Policies and Practices to Reduce AI Bias
The lack of widespread policies directly targeting AI bias in education underscores the need for urgent action. While frameworks like the EU AI Act represent initial steps toward addressing bias, practical implementation remains a challenge. Dr. Vincent-Lancrin points out, “At this stage, I am not aware of such policies. I believe the EU AI Act mandates something like that, but it is unclear how in practice this can be implemented.” This gap highlights the need for targeted strategies that translate high-level guidelines into actionable measures within schools and education systems.
One key area for improvement is integrating bias mitigation into privacy policies. While privacy concerns often dominate discussions around AI regulation, Dr. Vincent-Lancrin argues that these policies should also consider the implications of bias. “Regulators should consider bias when they consider their privacy policy so that bias can be identified and tackled,” he advises. Balancing privacy with transparency is essential to uncovering and addressing systemic inequities embedded in AI systems.
In addition to regulatory frameworks, successful practices can emerge from collaborations between governments, educators, and unions. The OECD-Education International Guidelines, for instance, advocate for a dialogue between policymakers and teacher unions to develop ethical and effective uses of AI in education.
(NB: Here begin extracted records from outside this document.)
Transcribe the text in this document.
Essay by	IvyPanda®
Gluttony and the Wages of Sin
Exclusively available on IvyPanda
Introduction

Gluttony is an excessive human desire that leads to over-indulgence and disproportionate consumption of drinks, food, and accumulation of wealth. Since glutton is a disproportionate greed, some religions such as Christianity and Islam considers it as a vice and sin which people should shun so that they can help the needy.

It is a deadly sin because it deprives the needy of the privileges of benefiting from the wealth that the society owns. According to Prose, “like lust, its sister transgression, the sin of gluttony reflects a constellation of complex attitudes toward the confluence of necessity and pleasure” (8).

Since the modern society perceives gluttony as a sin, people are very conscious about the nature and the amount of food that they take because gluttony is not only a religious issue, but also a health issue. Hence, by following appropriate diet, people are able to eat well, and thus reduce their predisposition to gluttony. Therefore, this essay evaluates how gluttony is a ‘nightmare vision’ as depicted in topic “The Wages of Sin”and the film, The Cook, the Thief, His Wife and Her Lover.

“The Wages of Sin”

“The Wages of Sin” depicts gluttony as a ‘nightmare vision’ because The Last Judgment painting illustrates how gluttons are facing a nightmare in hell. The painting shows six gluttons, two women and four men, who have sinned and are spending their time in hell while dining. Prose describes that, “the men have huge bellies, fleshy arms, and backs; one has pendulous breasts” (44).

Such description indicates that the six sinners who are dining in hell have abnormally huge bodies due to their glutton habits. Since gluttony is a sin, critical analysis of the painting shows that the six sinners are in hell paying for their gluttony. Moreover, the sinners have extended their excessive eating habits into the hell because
These collaborative efforts help ground abstract principles in the realities of classroom implementation, ensuring policies are both practical and inclusive.
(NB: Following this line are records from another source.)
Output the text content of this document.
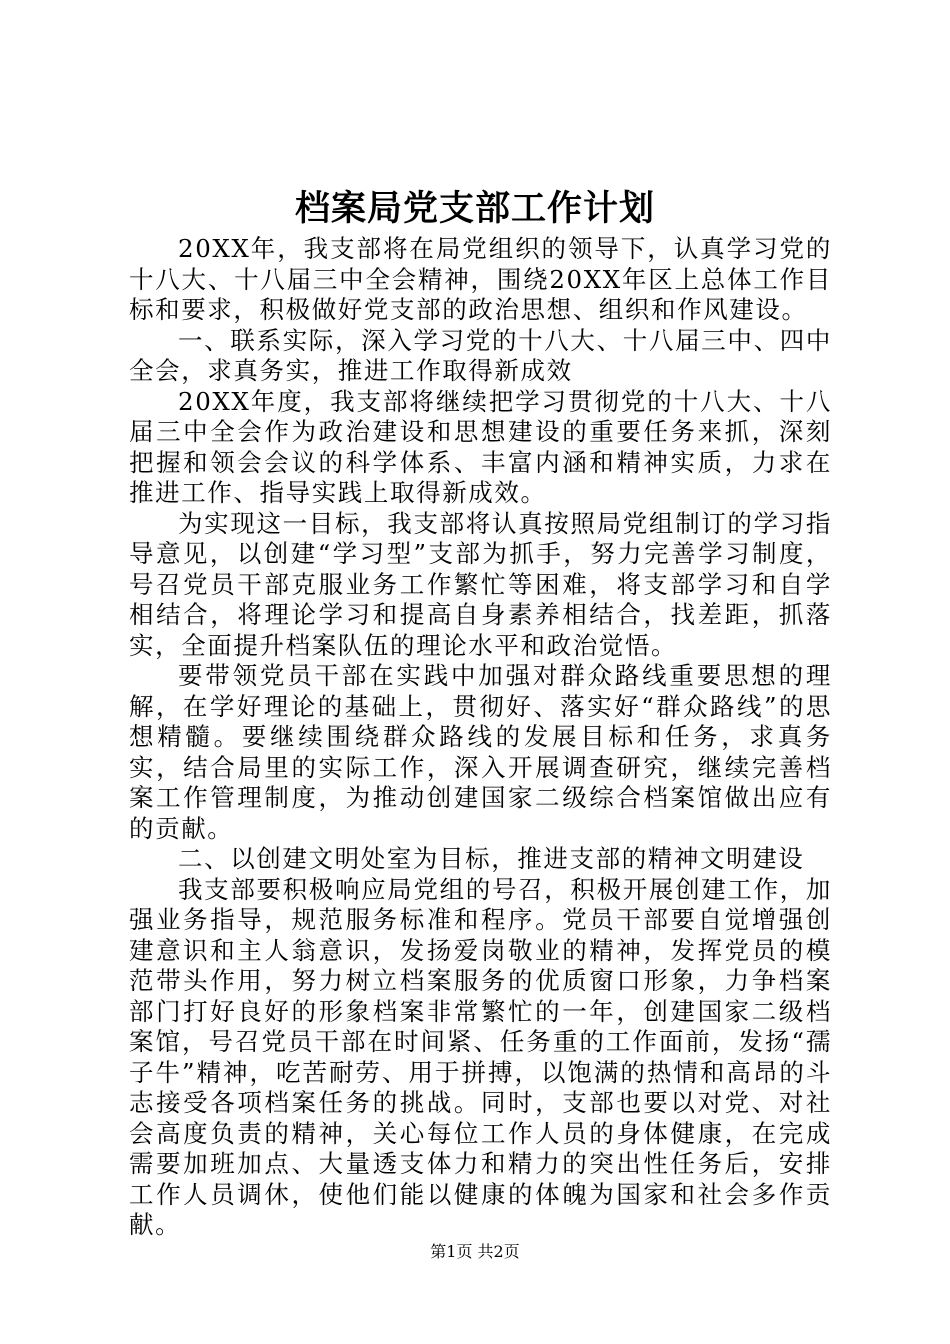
档案局党支部工作计划

20XX年，我支部将在局党组织的领导下，认真学习党的十八大、十八届三中全会精神，围绕20XX年区上总体工作目标和要求，积极做好党支部的政治思想、组织和作风建设。

一、联系实际，深入学习党的十八大、十八届三中、四中全会，求真务实，推进工作取得新成效

20XX年度，我支部将继续把学习贯彻党的十八大、十八届三中全会作为政治建设和思想建设的重要任务来抓，深刻把握和领会会议的科学体系、丰富内涵和精神实质，力求在推进工作、指导实践上取得新成效。

为实现这一目标，我支部将认真按照局党组制订的学习指导意见，以创建“学习型”支部为抓手，努力完善学习制度，号召党员干部克服业务工作繁忙等困难，将支部学习和自学相结合，将理论学习和提高自身素养相结合，找差距，抓落实，全面提升档案队伍的理论水平和政治觉悟。

要带领党员干部在实践中加强对群众路线重要思想的理解，在学好理论的基础上，贯彻好、落实好“群众路线”的思想精髓。要继续围绕群众路线的发展目标和任务，求真务实，结合局里的实际工作，深入开展调查研究，继续完善档案工作管理制度，为推动创建国家二级综合档案馆做出应有的贡献。

二、以创建文明处室为目标，推进支部的精神文明建设

我支部要积极响应局党组的号召，积极开展创建工作，加强业务指导，规范服务标准和程序。党员干部要自觉增强创建意识和主人翁意识，发扬爱岗敬业的精神，发挥党员的模范带头作用，努力树立档案服务的优质窗口形象，力争档案部门打好良好的形象档案非常繁忙的一年，创建国家二级档案馆，号召党员干部在时间紧、任务重的工作面前，发扬“孺子牛”精神，吃苦耐劳、用于拼搏，以饱满的热情和高昂的斗志接受各项档案任务的挑战。同时，支部也要以对党、对社会高度负责的精神，关心每位工作人员的身体健康，在完成需要加班加点、大量透支体力和精力的突出性任务后，安排工作人员调休，使他们能以健康的体魄为国家和社会多作贡献。

第1页 共2页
Addressing AI bias requires more than isolated efforts—it demands systemic change. By embedding equity-focused policies into the core of AI governance and fostering collaborations across sectors, education systems can move closer to realizing the promise of AI as a tool for inclusion and empowerment.
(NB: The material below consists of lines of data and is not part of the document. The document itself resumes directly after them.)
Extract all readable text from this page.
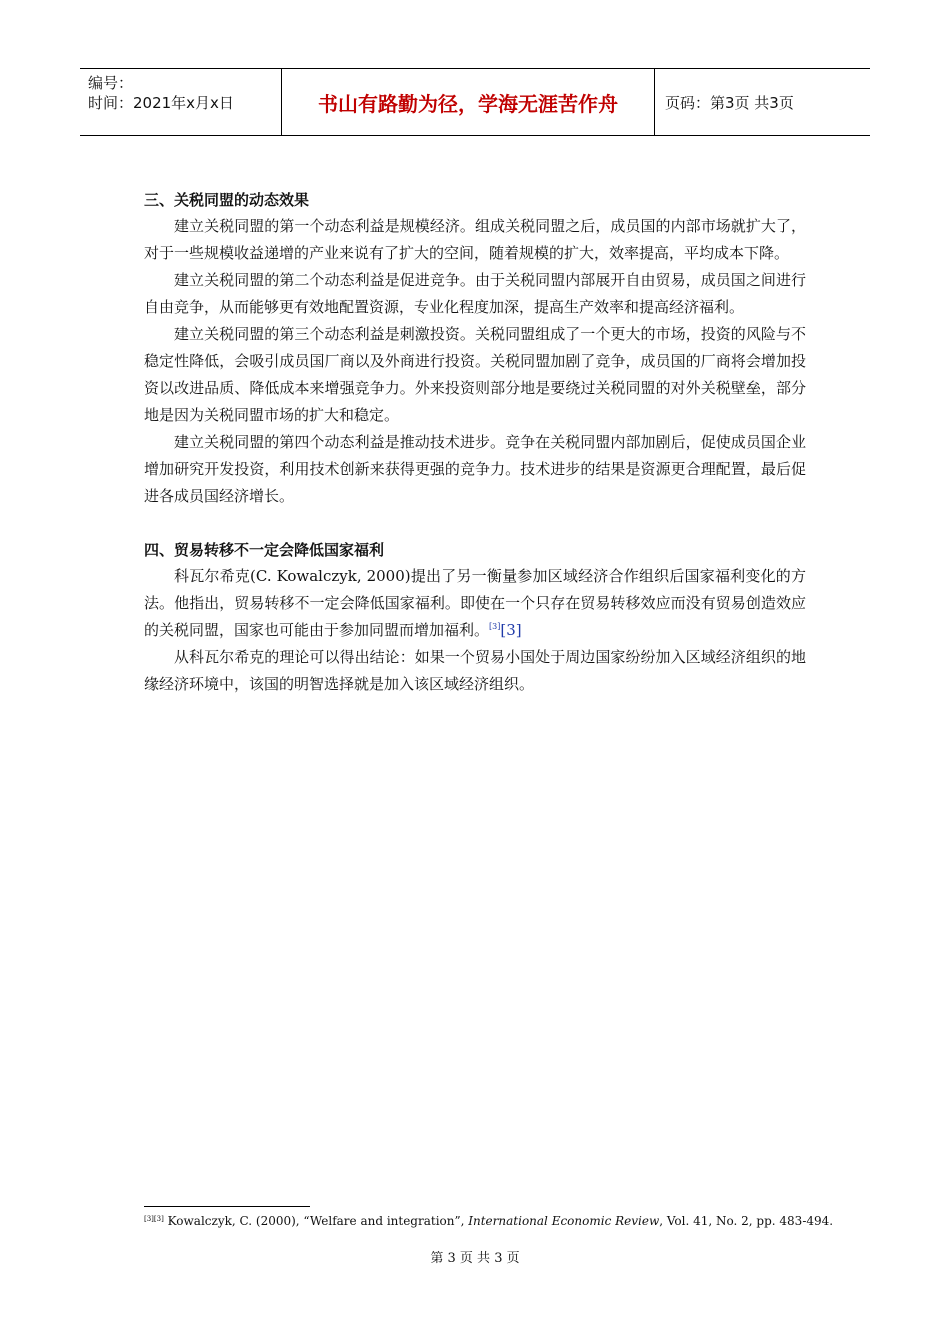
编号：
时间：2021年x月x日	书山有路勤为径，学海无涯苦作舟	页码：第3页 共3页
三、关税同盟的动态效果

建立关税同盟的第一个动态利益是规模经济。组成关税同盟之后，成员国的内部市场就扩大了，对于一些规模收益递增的产业来说有了扩大的空间，随着规模的扩大，效率提高，平均成本下降。

建立关税同盟的第二个动态利益是促进竞争。由于关税同盟内部展开自由贸易，成员国之间进行自由竞争，从而能够更有效地配置资源，专业化程度加深，提高生产效率和提高经济福利。

建立关税同盟的第三个动态利益是刺激投资。关税同盟组成了一个更大的市场，投资的风险与不稳定性降低，会吸引成员国厂商以及外商进行投资。关税同盟加剧了竞争，成员国的厂商将会增加投资以改进品质、降低成本来增强竞争力。外来投资则部分地是要绕过关税同盟的对外关税壁垒，部分地是因为关税同盟市场的扩大和稳定。

建立关税同盟的第四个动态利益是推动技术进步。竞争在关税同盟内部加剧后，促使成员国企业增加研究开发投资，利用技术创新来获得更强的竞争力。技术进步的结果是资源更合理配置，最后促进各成员国经济增长。

四、贸易转移不一定会降低国家福利

科瓦尔希克(C. Kowalczyk, 2000)提出了另一衡量参加区域经济合作组织后国家福利变化的方法。他指出，贸易转移不一定会降低国家福利。即使在一个只存在贸易转移效应而没有贸易创造效应的关税同盟，国家也可能由于参加同盟而增加福利。[3][3]

从科瓦尔希克的理论可以得出结论：如果一个贸易小国处于周边国家纷纷加入区域经济组织的地缘经济环境中，该国的明智选择就是加入该区域经济组织。

[3][3] Kowalczyk, C. (2000), “Welfare and integration”, International Economic Review, Vol. 41, No. 2, pp. 483-494.
第 3 页 共 3 页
Promoting Equity and Inclusivity Through AI
Eliminating bias in AI systems is just the first step; the ultimate goal is to create tools that actively promote equity and inclusivity in education. AI has the potential to narrow achievement gaps and provide tailored support to students from diverse backgrounds—but only if designed and implemented with inclusivity at the forefront.
Dr. Vincent-Lancrin highlights the risk of poorly designed AI systems widening disparities. “AI systems risk being more effective for advanced learners than for those who are struggling,” he cautions. Adaptive learning tools, for example, may prioritize high-achieving students who produce consistent and predictable data, leaving others behind. Developers must build systems that identify struggling students and provide meaningful interventions that address their specific needs.
Through intentional design and ethical use, AI has the potential to avoid bias and actively champion inclusivity, ensuring that every student has the opportunity to thrive in the classroom.
Conclusion
The integration of artificial intelligence in education holds immense promise, but it also carries significant risks if biases are not carefully addressed. As Dr. Vincent-Lancrin notes, “The new risk of algorithmic bias is that it is more systematic than human bias.” This systemic nature requires intentional efforts from developers, educators, and policymakers to ensure that AI systems do not reinforce inequalities but instead foster equity and inclusion in learning environments.
Without decisive action, AI risks entrenching the disparities it can potentially resolve. However, by approaching these challenges with intentionality and a commitment to equity, AI can become a transformative force in education—one that empowers every student, regardless of their background, to thrive.